Ebbene, i risultati raccolti dalla prima tornata di risposte non lascerebbero dubbi: su quasi mille partecipanti (990) «il 90,6 per cento è contrario al ritorno ipotizzato il 18 - sottolinea la portavoce Alessia Biganzoli (foto), 18 anni, iscritta alla quinta Turismo -. Tutti vorremmo farlo ma solo alle condizioni adatte, che attualmente non ci sono. Abbiamo voluto il sondaggio per capire che cosa pensassero gli altri ragazzi, visto che i tg continuano a far passare soltanto un’opinione, quella favorevole alla presenza».

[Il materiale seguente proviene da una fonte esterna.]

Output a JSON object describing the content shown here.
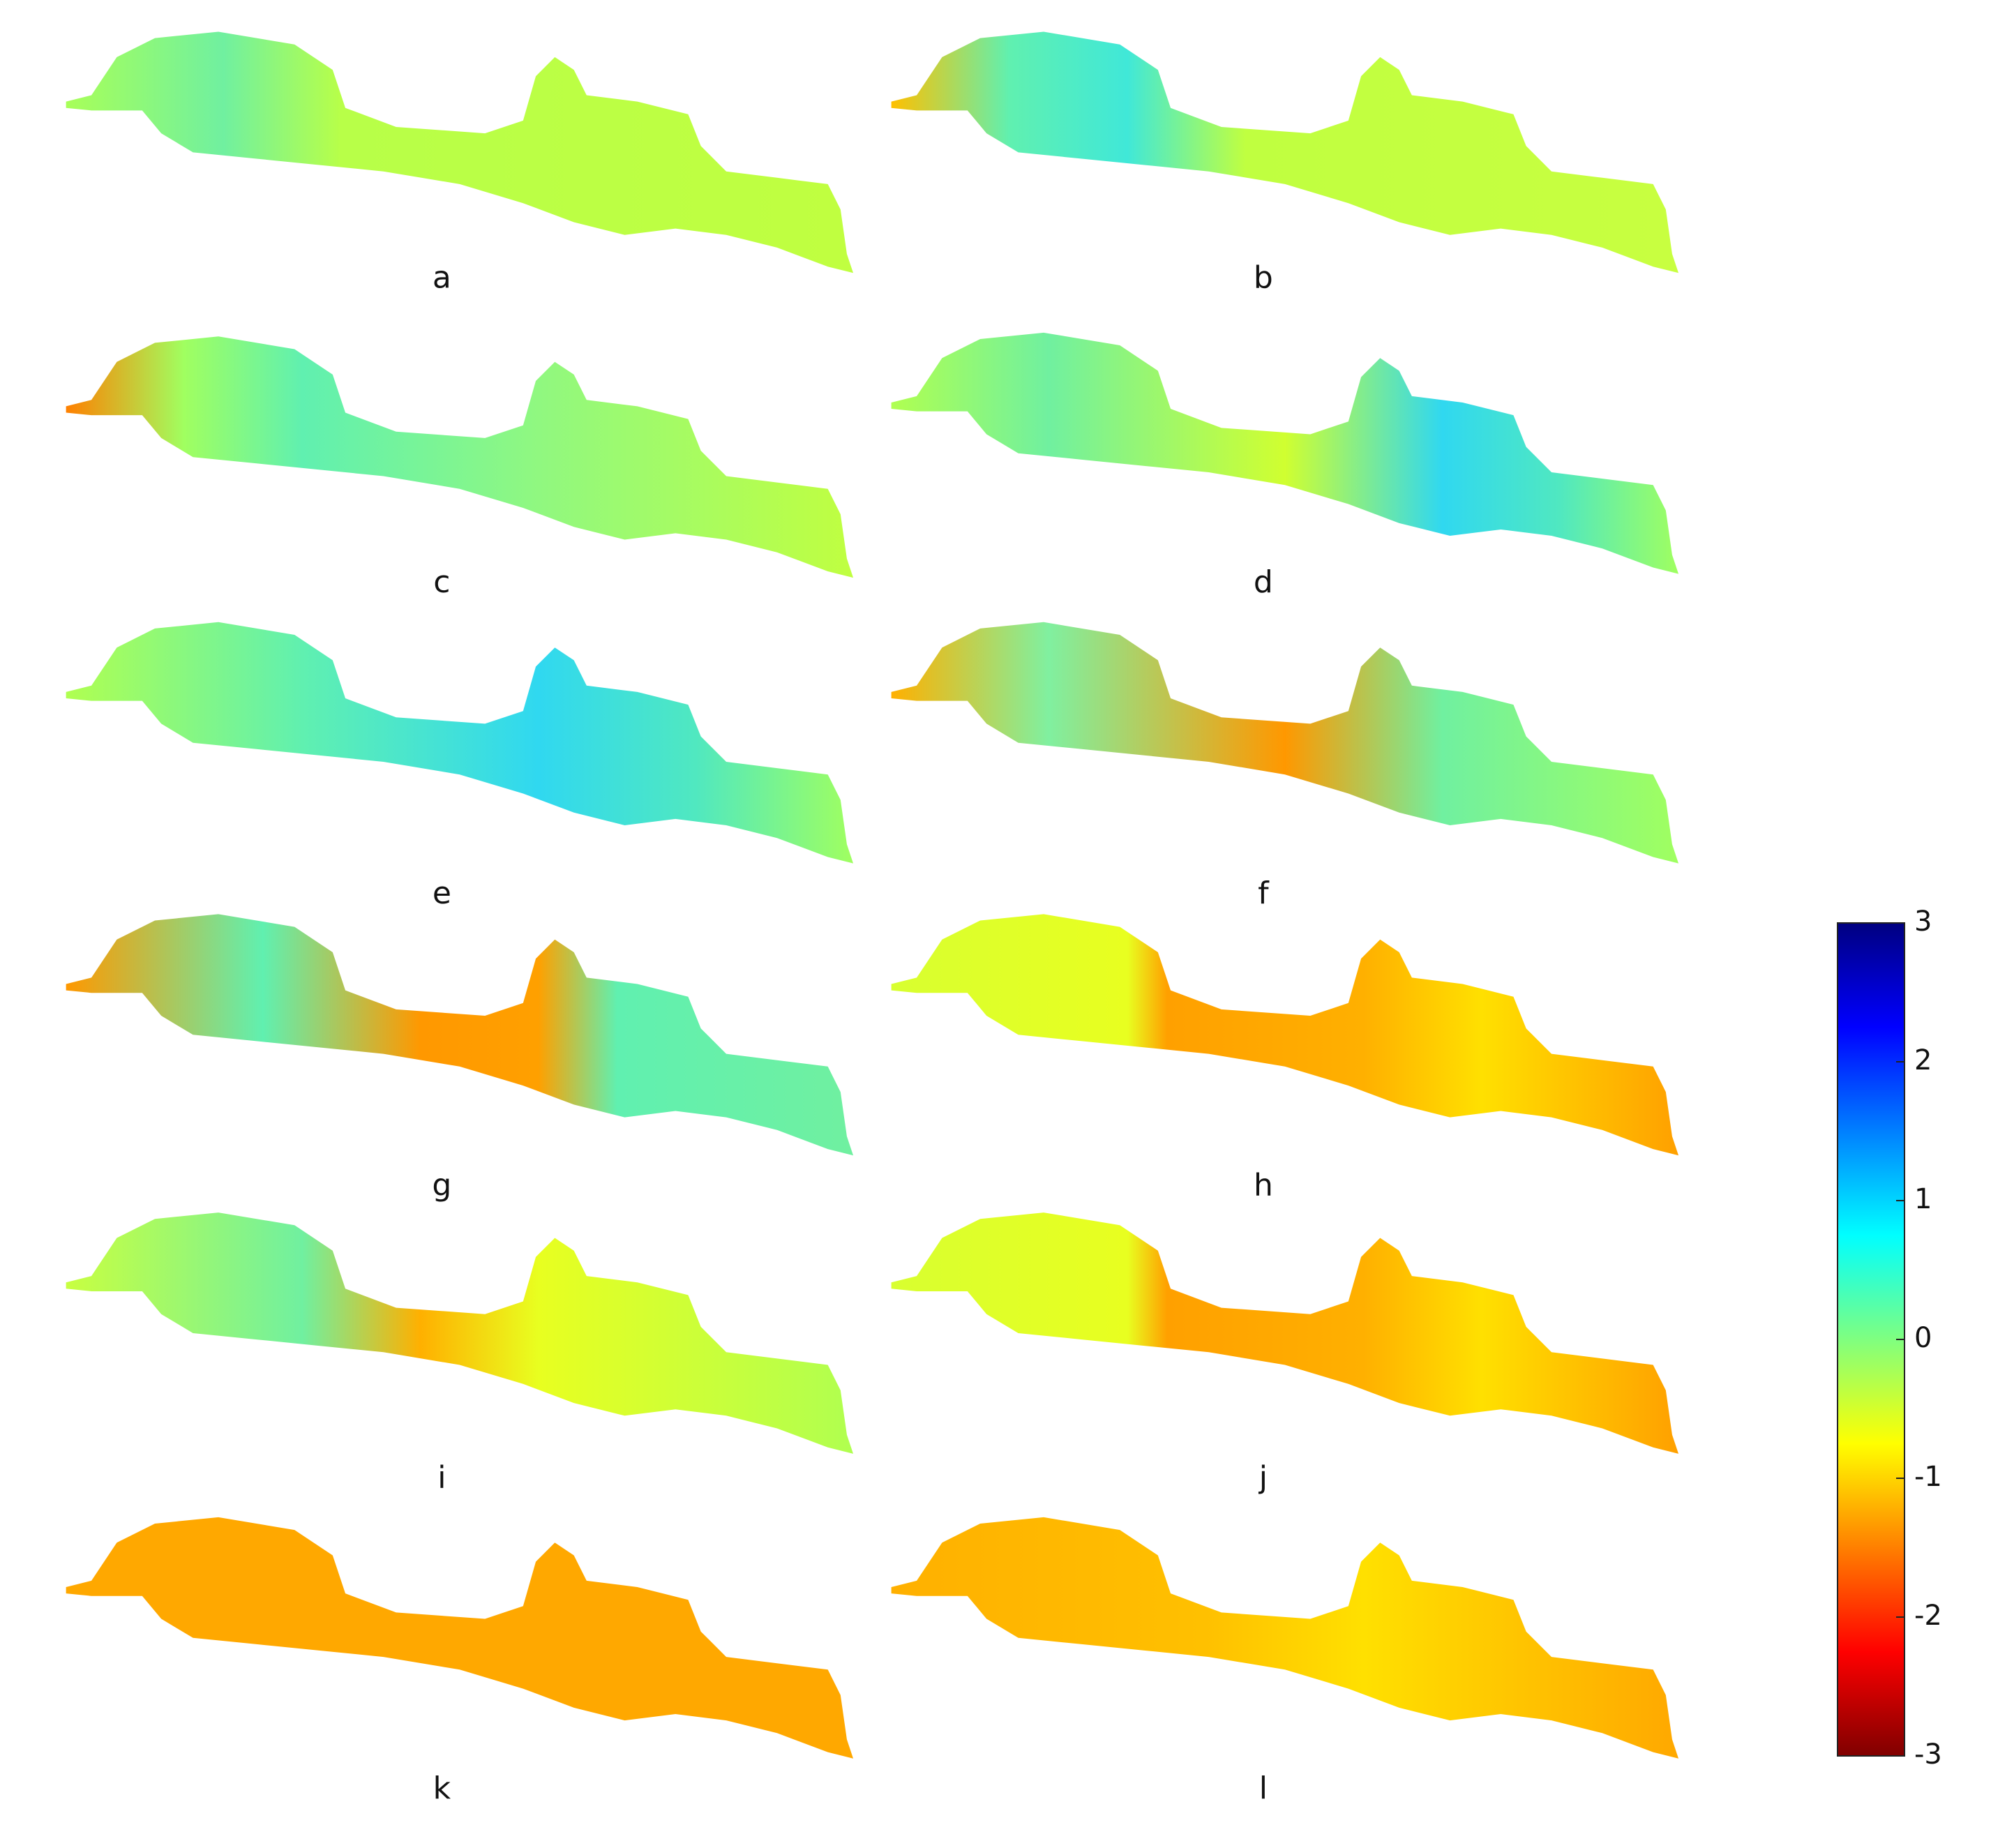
{
  "panel_labels": [
    "a",
    "b",
    "c",
    "d",
    "e",
    "f",
    "g",
    "h",
    "i",
    "j",
    "k",
    "l"
  ],
  "colorbar": {
    "lim": [
      -3,
      3
    ],
    "ticks": [
      3,
      2,
      1,
      0,
      -1,
      -2,
      -3
    ]
  }
}
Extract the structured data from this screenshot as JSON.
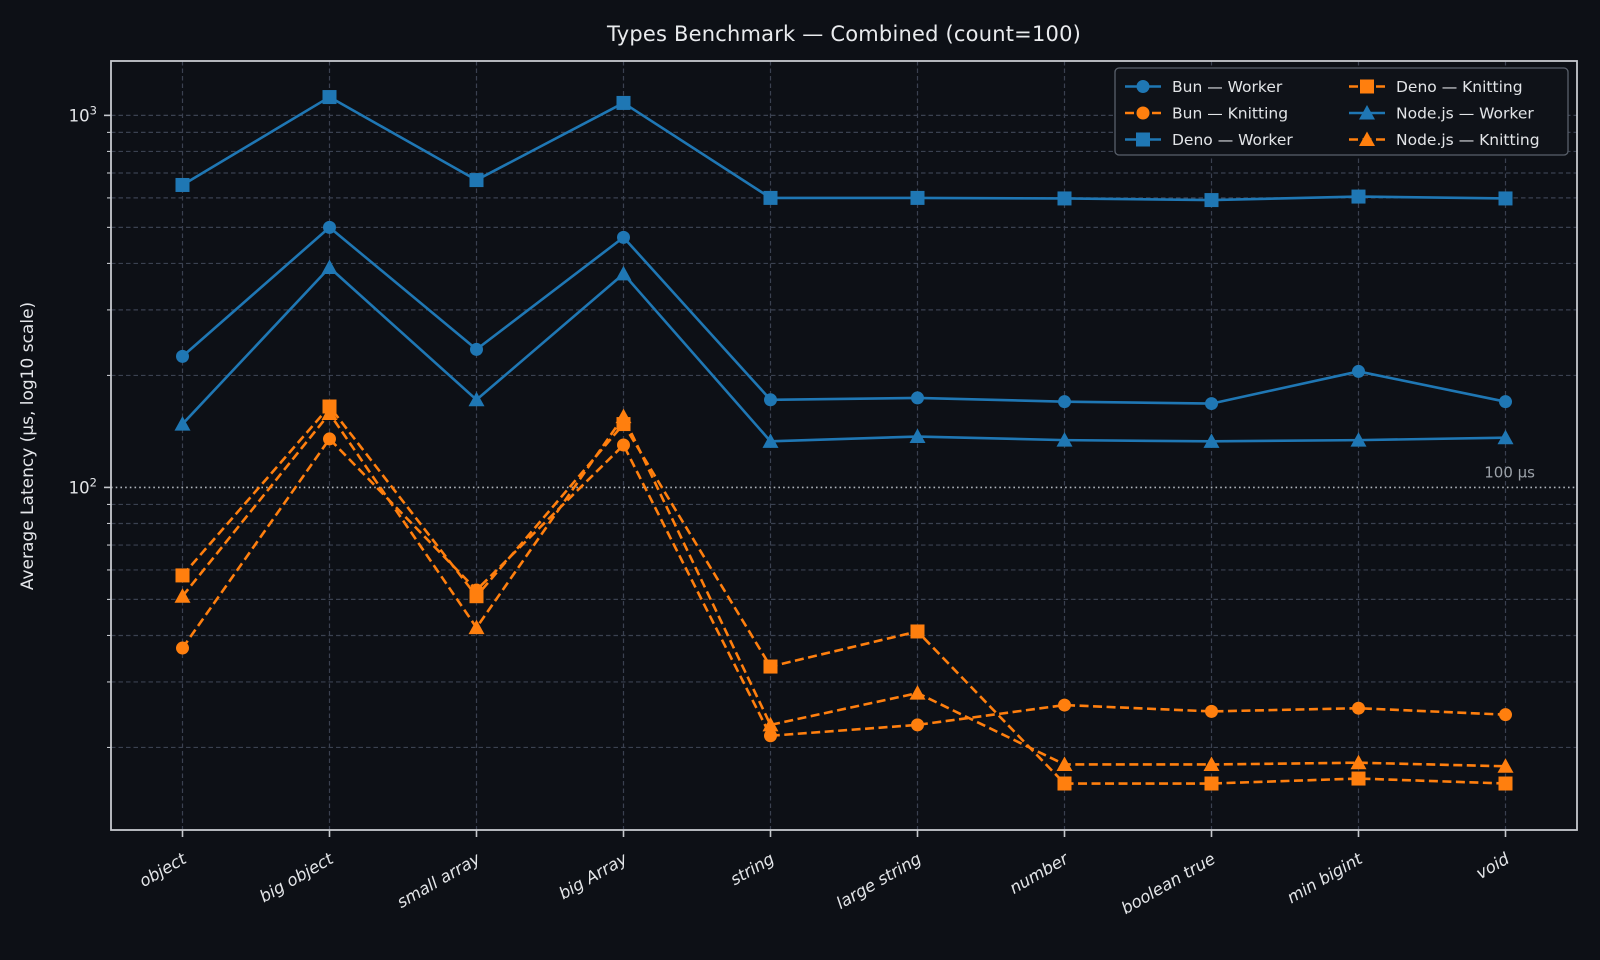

Si parte anche da un giudizio più che positivo, in parte controcorrente, sulle lezioni online: «Nel nostro istituto funzionano - ribadisce la studentessa -. Stiamo facendo tantissime cose, non abbiamo un senso di abbandono né buchi formativi, anzi. A volte non abbiamo nemmeno i cinque minuti di pausa fra una lezione e l’altra, perché i nostri insegnanti spiegano, sono presenti: noi seguiamo, studiamo di pomeriggio».
Il sogno di tutti è dimenticare questo brutto periodo, ma almeno secondo questo gruppo corposo non ci sarebbero per ora garanzie sufficienti: «Sui bus saremmo comunque accalcati, perché i trasporti sono rimasti quelli di ottobre - ribadisce Alessia -. In più non tutti i compagni hanno stanze singole e separate, quindi il rischio di infettarsi e portarlo in famiglie dove si vive a stretto contatto è troppo elevato. Chi ha parenti anziani non può stare tranquillo. Non saremmo tutelati: e l’ipotesi di fare nuovamente orari scaglionati non funziona. Noi, per esempio, entreremmo dopo, alle 9.40, uscendo alle 13.50 o alle 14.40: non è possibile mangiare a scuola, quindi torneremmo a casa alle 16 dovendo ancora pranzare, in pratica con meno tempo a disposizione per studiare, fare attività fisica o anche rilassarci».
Dunque al centro ci sono sicurezza, dubbi sulle distanze sui mezzi, fiducia nella Dad, pur nella speranza di poter uscire presto.
«Lo pensiamo doppiamente ora che siamo tornati in zona rossa, questo significa che la situazione è molto grave - conclude la giovane portavoce -. Non capisco perché dovrebbero essere proprio gli studenti a creare altri pericoli e favorire la diffusione dei contagi».